Mohammad Mohaqiq, a prominent lawmaker and former cabinet member from the minority Hazara community, the intended target, survived the attack but at least four bodyguards in his convoy were wounded, said Gen. Mohammad Daud Amin, Kabul’s deputy police chief.
No group claimed immediate responsibility but the blast, a roadside bomb detonated by remote control, was specifically designed to disrupt Tuesday’s security transition, said Gen. Mohammad Zahir, head of Kabul’s crime and investigation unit.
The assault in the western Pul-e Surkh area of western Kabul, near the headquarters of the Afghan Independent Human Rights Commission, was the fifth high-profile strike in six weeks on the heavily guarded capital. The Taliban said it would target foreign troops, U.N. officials and Afghans working with international forces at the start of its spring offensive, a time when warmer weather generally brings more intense fighting.
Tuesday’s attack came minutes before a ceremony attended by Afghan President Hamid Karzai and NATO Secretary General Anders Fogh Rasmussen marking the formal handoff of security responsibility to Afghan National Security Forces.

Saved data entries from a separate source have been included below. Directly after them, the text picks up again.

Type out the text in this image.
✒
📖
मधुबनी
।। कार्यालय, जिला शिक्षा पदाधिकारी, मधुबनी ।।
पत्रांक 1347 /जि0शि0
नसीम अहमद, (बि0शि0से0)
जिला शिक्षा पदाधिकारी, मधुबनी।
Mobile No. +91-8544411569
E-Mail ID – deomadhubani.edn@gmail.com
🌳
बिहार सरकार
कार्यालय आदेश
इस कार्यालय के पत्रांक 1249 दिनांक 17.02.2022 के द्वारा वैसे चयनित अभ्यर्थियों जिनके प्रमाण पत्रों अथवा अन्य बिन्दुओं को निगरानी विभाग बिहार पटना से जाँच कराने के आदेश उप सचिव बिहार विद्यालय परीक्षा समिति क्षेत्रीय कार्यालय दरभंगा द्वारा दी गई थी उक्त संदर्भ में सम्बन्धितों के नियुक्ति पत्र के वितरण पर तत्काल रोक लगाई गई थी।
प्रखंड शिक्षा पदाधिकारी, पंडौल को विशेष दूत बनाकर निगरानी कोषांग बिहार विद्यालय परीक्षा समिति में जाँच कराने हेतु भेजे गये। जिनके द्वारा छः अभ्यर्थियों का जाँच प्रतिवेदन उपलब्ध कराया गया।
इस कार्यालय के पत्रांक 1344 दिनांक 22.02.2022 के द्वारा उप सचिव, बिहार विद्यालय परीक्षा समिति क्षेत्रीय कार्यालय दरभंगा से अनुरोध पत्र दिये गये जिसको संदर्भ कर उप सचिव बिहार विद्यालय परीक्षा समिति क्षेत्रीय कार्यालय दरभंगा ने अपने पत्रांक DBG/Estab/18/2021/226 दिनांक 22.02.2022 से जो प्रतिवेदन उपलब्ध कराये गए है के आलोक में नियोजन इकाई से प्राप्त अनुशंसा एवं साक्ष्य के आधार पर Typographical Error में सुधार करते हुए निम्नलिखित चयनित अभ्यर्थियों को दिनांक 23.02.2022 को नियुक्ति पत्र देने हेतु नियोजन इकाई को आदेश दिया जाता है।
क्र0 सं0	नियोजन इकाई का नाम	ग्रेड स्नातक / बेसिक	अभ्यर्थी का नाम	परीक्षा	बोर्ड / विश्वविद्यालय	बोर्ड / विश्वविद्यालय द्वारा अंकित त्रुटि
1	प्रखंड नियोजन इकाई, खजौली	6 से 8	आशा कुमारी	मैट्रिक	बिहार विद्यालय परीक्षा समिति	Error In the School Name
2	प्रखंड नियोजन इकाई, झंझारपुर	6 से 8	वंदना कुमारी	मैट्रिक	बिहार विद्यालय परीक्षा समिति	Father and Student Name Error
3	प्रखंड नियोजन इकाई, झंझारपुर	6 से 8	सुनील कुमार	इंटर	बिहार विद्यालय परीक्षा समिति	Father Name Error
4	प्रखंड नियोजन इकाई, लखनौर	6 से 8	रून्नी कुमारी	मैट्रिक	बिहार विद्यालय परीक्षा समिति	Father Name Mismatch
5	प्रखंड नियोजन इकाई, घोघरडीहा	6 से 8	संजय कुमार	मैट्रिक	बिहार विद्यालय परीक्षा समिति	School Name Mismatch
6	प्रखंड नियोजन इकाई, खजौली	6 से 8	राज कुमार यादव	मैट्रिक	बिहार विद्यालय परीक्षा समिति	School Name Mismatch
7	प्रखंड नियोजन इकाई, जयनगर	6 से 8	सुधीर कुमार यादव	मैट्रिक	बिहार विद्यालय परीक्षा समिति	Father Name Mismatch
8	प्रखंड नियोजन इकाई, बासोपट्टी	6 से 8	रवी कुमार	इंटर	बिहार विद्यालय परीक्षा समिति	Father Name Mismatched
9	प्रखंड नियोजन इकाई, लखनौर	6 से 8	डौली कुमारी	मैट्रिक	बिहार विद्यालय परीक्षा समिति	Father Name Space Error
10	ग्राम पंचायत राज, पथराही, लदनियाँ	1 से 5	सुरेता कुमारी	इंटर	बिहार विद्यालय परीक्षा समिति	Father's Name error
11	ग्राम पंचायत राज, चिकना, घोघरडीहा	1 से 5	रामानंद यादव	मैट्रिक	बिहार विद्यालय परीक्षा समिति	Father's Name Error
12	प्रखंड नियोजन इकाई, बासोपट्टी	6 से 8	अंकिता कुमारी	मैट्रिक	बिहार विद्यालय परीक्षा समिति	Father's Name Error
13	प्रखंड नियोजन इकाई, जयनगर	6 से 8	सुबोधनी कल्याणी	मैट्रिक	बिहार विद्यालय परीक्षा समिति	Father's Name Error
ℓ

The transition is a major milestone in the 12-year-old war. In practice, however, some 100,000 international combat troops will continue to provide intelligence, training, air power and ground forces as needed for the foreseeable future.
Critics counter that the 350,000-strong Afghan National army suffers from inadequate training and morale and isn’t ready, but is nevertheless being pushed into a commanding role by NATO members keen to withdraw their combat troops by late 2014 and end the high costs and body count of a protracted conflict.
At least 2,100 members of the U.S. military have died in Afghanistan, including over 1,740 killed in conflict situations, since the U.S.-led invasion in late 2001, according to the Associated Press.